I can carve out time alone, without feeling guilty or obligated.

I can simplify and remove from my life unnecessary distractions.

I can continue to help my children learn to be responsible and independent and respect my boundaries and the boundaries of others.

I can freely say “no” to all the things I shouldn’t do so that I can preserve my “yes” to the people I’m called to.

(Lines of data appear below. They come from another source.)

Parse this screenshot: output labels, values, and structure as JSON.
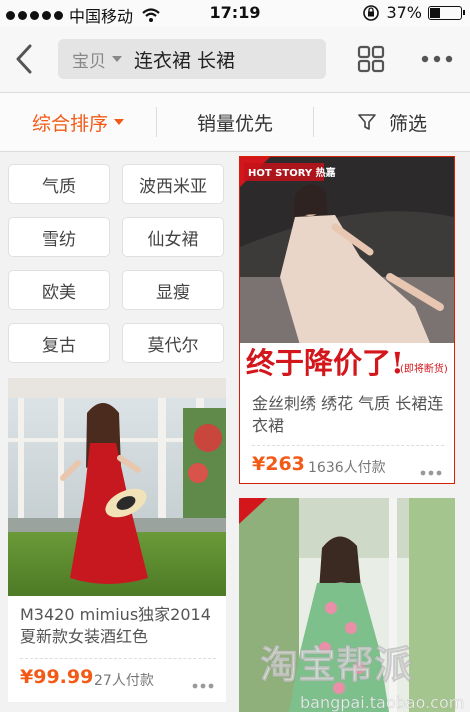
{
  "status_bar": {
    "carrier": "中国移动",
    "time": "17:19",
    "battery_pct_label": "37%",
    "battery_level": 0.37
  },
  "nav": {
    "search_scope": "宝贝",
    "search_query": "连衣裙 长裙"
  },
  "sort": {
    "comprehensive": "综合排序",
    "sales_first": "销量优先",
    "filter": "筛选"
  },
  "tags": [
    "气质",
    "波西米亚",
    "雪纺",
    "仙女裙",
    "欧美",
    "显瘦",
    "复古",
    "莫代尔"
  ],
  "products": [
    {
      "title": "M3420 mimius独家2014夏新款女装酒红色",
      "price": "¥99.99",
      "sold": "27人付款"
    },
    {
      "banner_badge": "HOT STORY 热嘉",
      "banner_text": "终于降价了!",
      "banner_sub": "(即将断货)",
      "title": "金丝刺绣 绣花 气质 长裙连衣裙",
      "price": "¥263",
      "sold": "1636人付款"
    },
    {
      "title": "",
      "price": "",
      "sold": ""
    }
  ],
  "watermark": {
    "brand": "淘宝帮派",
    "url": "bangpai.taobao.com"
  },
  "colors": {
    "accent": "#f25a16",
    "selected_border": "#d81e06"
  }
}
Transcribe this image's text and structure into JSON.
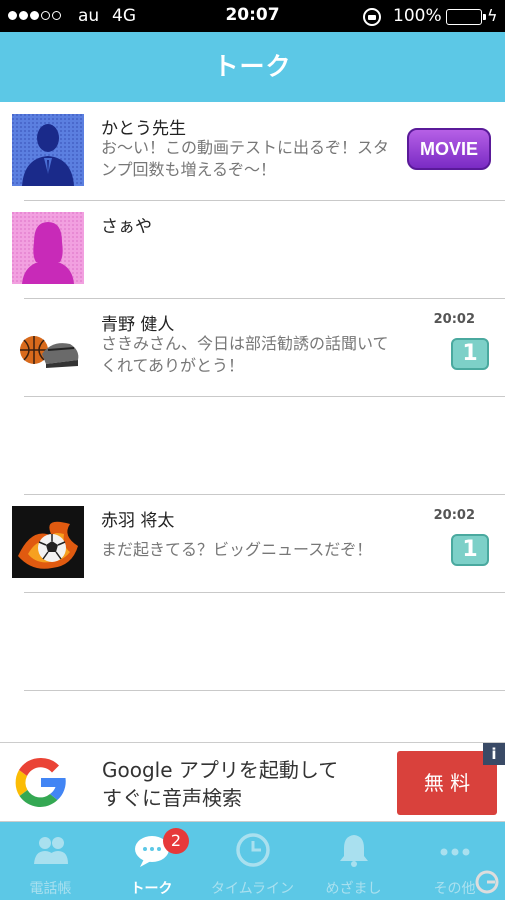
{
  "status_bar": {
    "carrier": "au",
    "network": "4G",
    "time": "20:07",
    "battery": "100%"
  },
  "header": {
    "title": "トーク"
  },
  "chats": [
    {
      "name": "かとう先生",
      "message": "お〜い！この動画テストに出るぞ！スタンプ回数も増えるぞ〜！",
      "time": "",
      "badge": "MOVIE"
    },
    {
      "name": "さぁや",
      "message": "",
      "time": "",
      "badge": ""
    },
    {
      "name": "青野 健人",
      "message": "さきみさん、今日は部活勧誘の話聞いてくれてありがとう！",
      "time": "20:02",
      "badge": "1"
    },
    {
      "name": "赤羽 将太",
      "message": "まだ起きてる？ビッグニュースだぞ！",
      "time": "20:02",
      "badge": "1"
    }
  ],
  "ad": {
    "line1": "Google アプリを起動して",
    "line2": "すぐに音声検索",
    "button": "無 料",
    "info": "i"
  },
  "tabs": [
    {
      "label": "電話帳",
      "icon": "contacts-icon"
    },
    {
      "label": "トーク",
      "icon": "chat-bubble-icon",
      "badge": "2"
    },
    {
      "label": "タイムライン",
      "icon": "clock-icon"
    },
    {
      "label": "めざまし",
      "icon": "bell-icon"
    },
    {
      "label": "その他",
      "icon": "more-icon"
    }
  ],
  "colors": {
    "header": "#5cc8e6",
    "unread_badge": "#7dd0c8",
    "movie_badge": "#8a35d0",
    "ad_button": "#d9413c",
    "tab_badge": "#e6393a"
  }
}
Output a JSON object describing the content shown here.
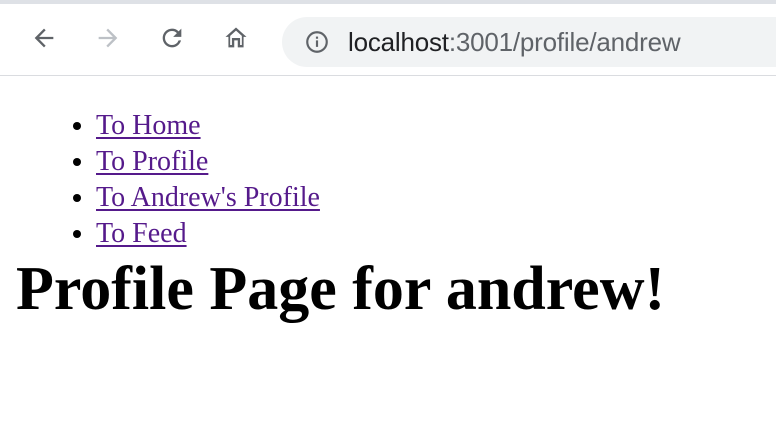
{
  "browser": {
    "url_host": "localhost",
    "url_path": ":3001/profile/andrew",
    "icons": {
      "back": "back-arrow-icon",
      "forward": "forward-arrow-icon",
      "reload": "reload-icon",
      "home": "home-icon",
      "site_info": "info-icon"
    }
  },
  "nav": {
    "links": [
      {
        "label": "To Home"
      },
      {
        "label": "To Profile"
      },
      {
        "label": "To Andrew's Profile"
      },
      {
        "label": "To Feed"
      }
    ]
  },
  "page": {
    "title": "Profile Page for andrew!"
  },
  "colors": {
    "link_visited": "#551a8b",
    "omnibox_bg": "#f1f3f4",
    "icon": "#5f6368",
    "icon_disabled": "#bdc1c6"
  }
}
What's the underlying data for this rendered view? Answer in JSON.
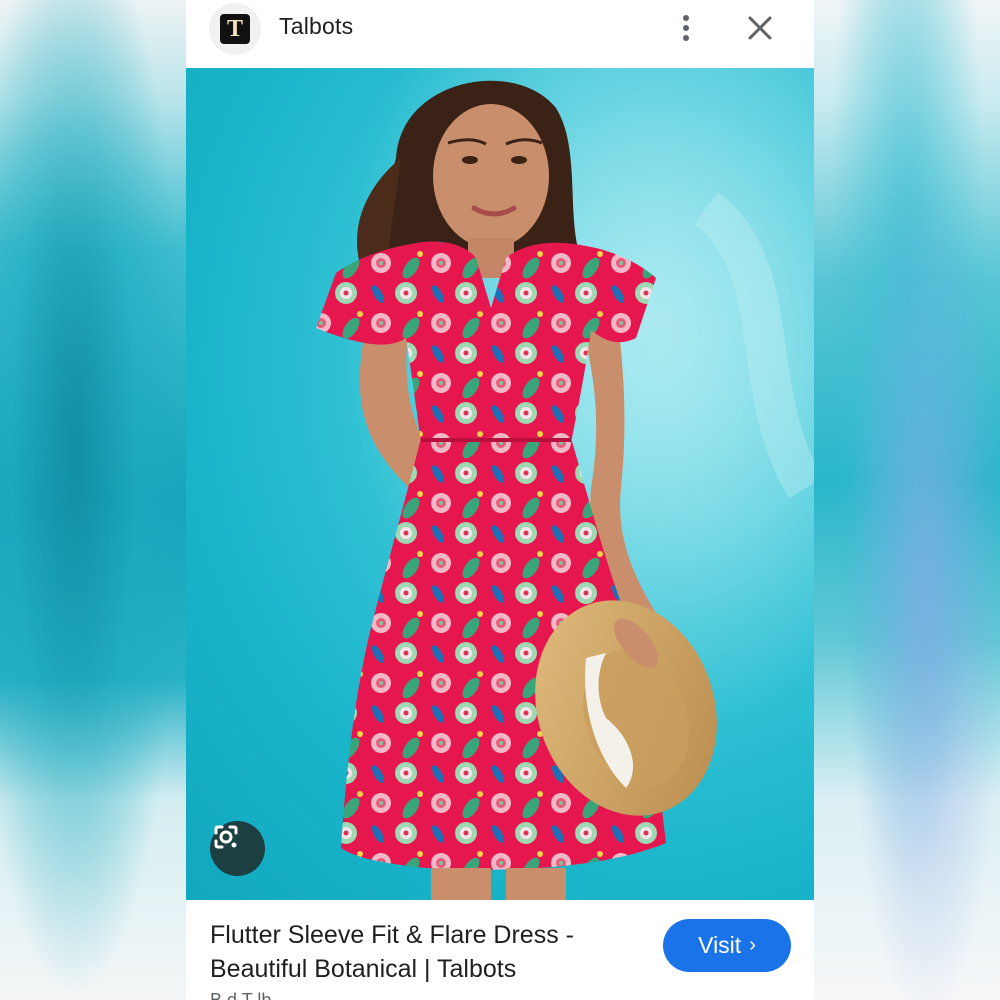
{
  "header": {
    "logo_letter": "T",
    "site_name": "Talbots",
    "more_icon": "more-vert-icon",
    "close_icon": "close-icon"
  },
  "image": {
    "description_icon": "lens-search-icon"
  },
  "result": {
    "title_line1": "Flutter Sleeve Fit & Flare Dress -",
    "title_line2": "Beautiful Botanical | Talbots",
    "source_partial": "B        d   T  lb",
    "visit_label": "Visit",
    "visit_icon": "chevron-right-icon"
  },
  "colors": {
    "visit_button": "#1a73e8",
    "background_teal": "#19b4ca",
    "dress_pink": "#e8184f"
  }
}
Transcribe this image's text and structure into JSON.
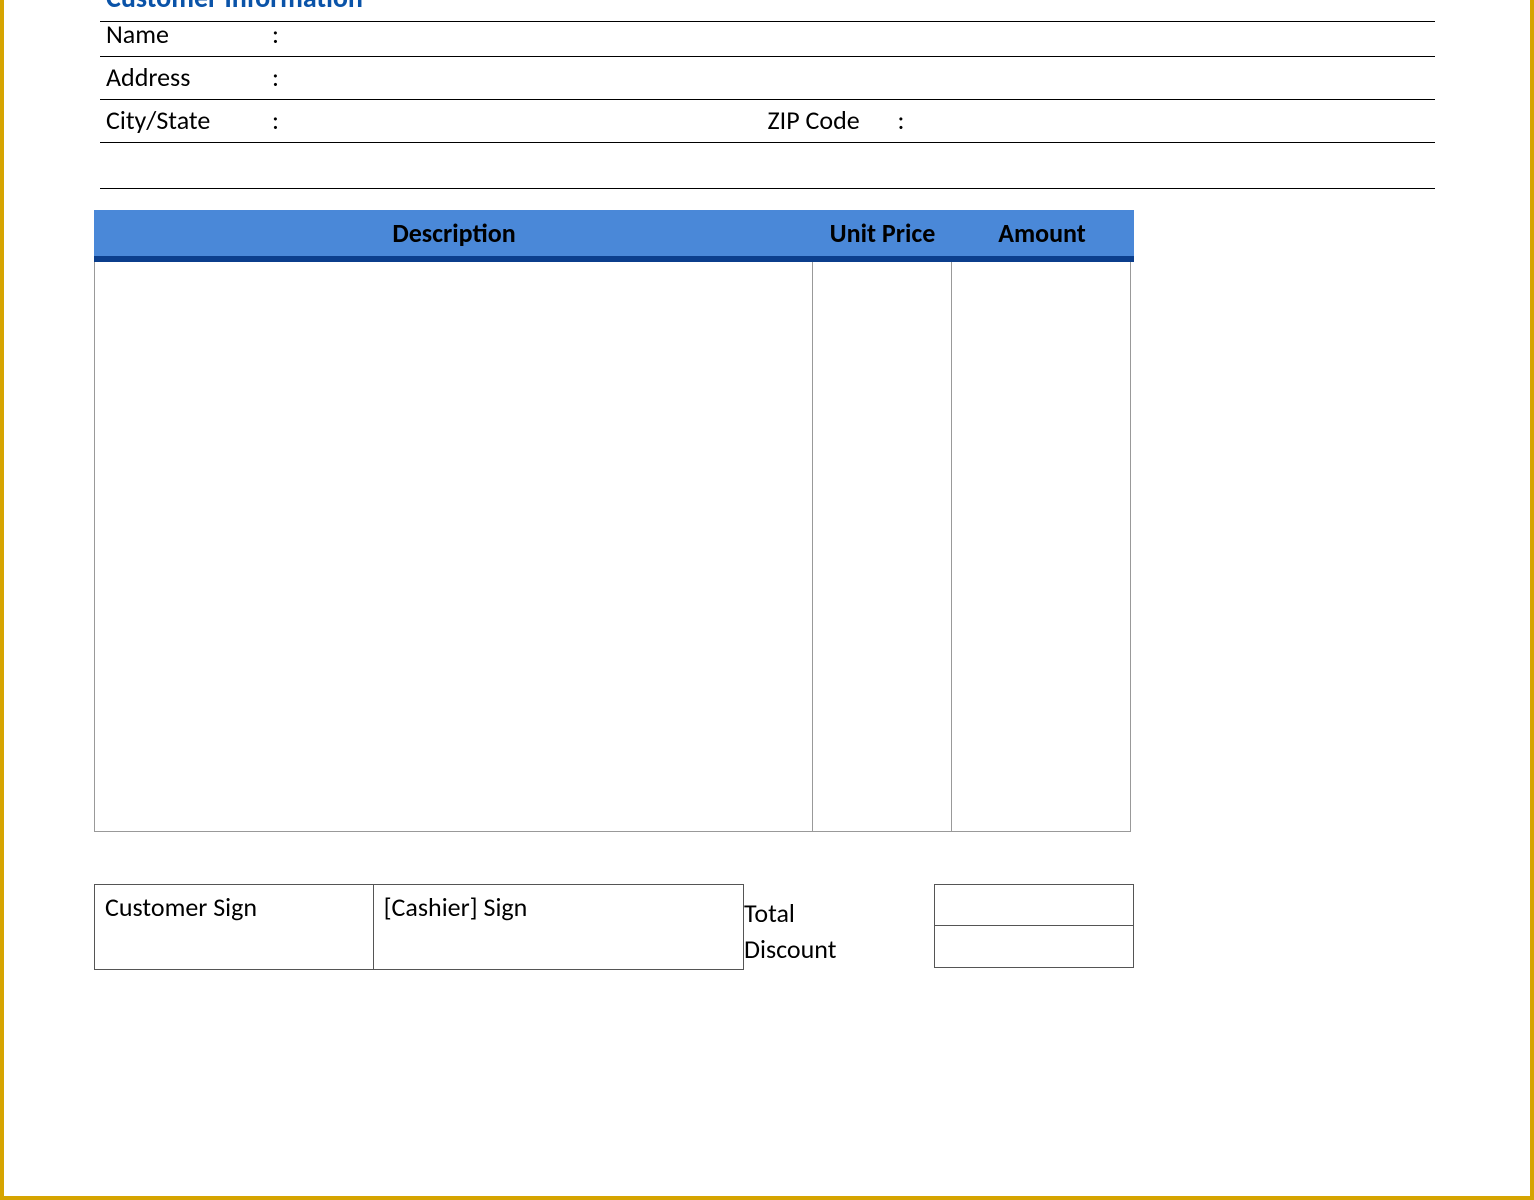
{
  "customer": {
    "section_title": "Customer Information",
    "name_label": "Name",
    "address_label": "Address",
    "citystate_label": "City/State",
    "zip_label": "ZIP Code",
    "colon": ":"
  },
  "columns": {
    "description": "Description",
    "unit_price": "Unit Price",
    "amount": "Amount"
  },
  "signatures": {
    "customer": "Customer Sign",
    "cashier": "[Cashier] Sign"
  },
  "totals": {
    "total": "Total",
    "discount": "Discount"
  }
}
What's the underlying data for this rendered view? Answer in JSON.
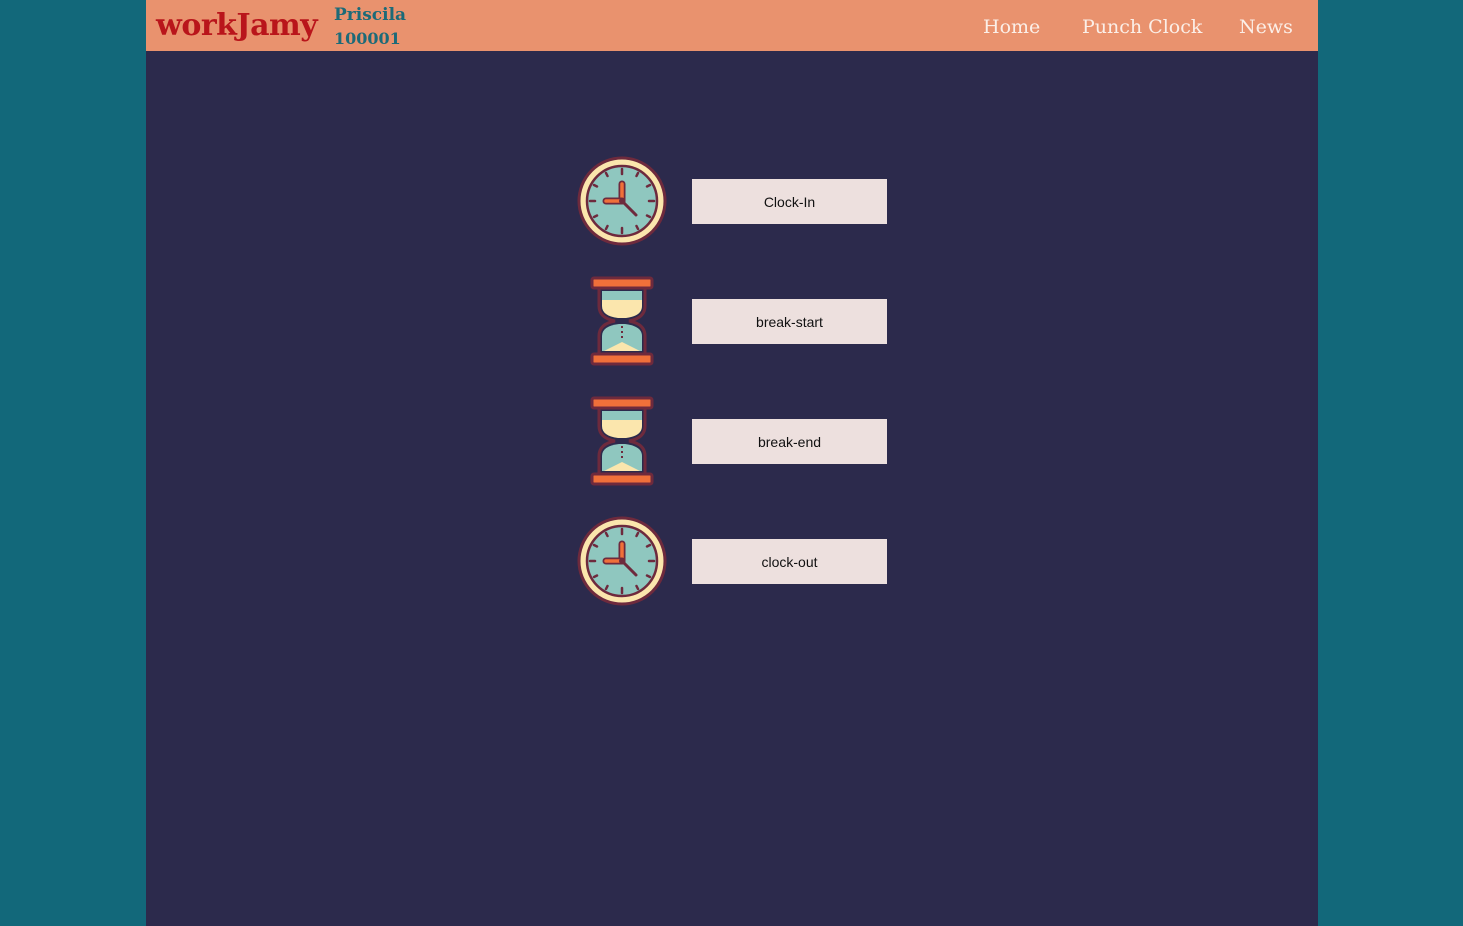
{
  "header": {
    "logo": "workJamy",
    "user_name": "Priscila",
    "user_id": "100001",
    "nav": {
      "home": "Home",
      "punch_clock": "Punch Clock",
      "news": "News"
    }
  },
  "actions": {
    "clock_in": {
      "label": "Clock-In",
      "icon": "clock-icon"
    },
    "break_start": {
      "label": "break-start",
      "icon": "hourglass-icon"
    },
    "break_end": {
      "label": "break-end",
      "icon": "hourglass-icon"
    },
    "clock_out": {
      "label": "clock-out",
      "icon": "clock-icon"
    }
  },
  "colors": {
    "page_background": "#12687a",
    "app_background": "#2c2a4c",
    "header_background": "#e9926e",
    "logo": "#b9151b",
    "user_text": "#1c6a78",
    "nav_text": "#fbefe8",
    "button_background": "#ede0de"
  }
}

I can pay attention to the warning lights in my life—those lights on the dashboard, the anxiety, the raised voice, the inner tension—that if ignored turn into panic, insomnia, depression, conflicts—I can pay attention and stop, slow down, stop expecting myself to be God (and allowing other people to expect of me that I can be God, omnipotent, omnipresent, meeting all their needs). I can without shame acknowledge my humanness and my need to rest, to regroup, to heal before reentering the fray.
  
Jesus, thank You that You never felt ashamed or afraid to rest, that after six days of employing Your creative power to make such vastness and such beauty, You rested to show us that we could rest, too. Thank You that when You walked our earth and faced endless needs and demands, You carved Your own path following the Father. Help me to follow Your example. Amen.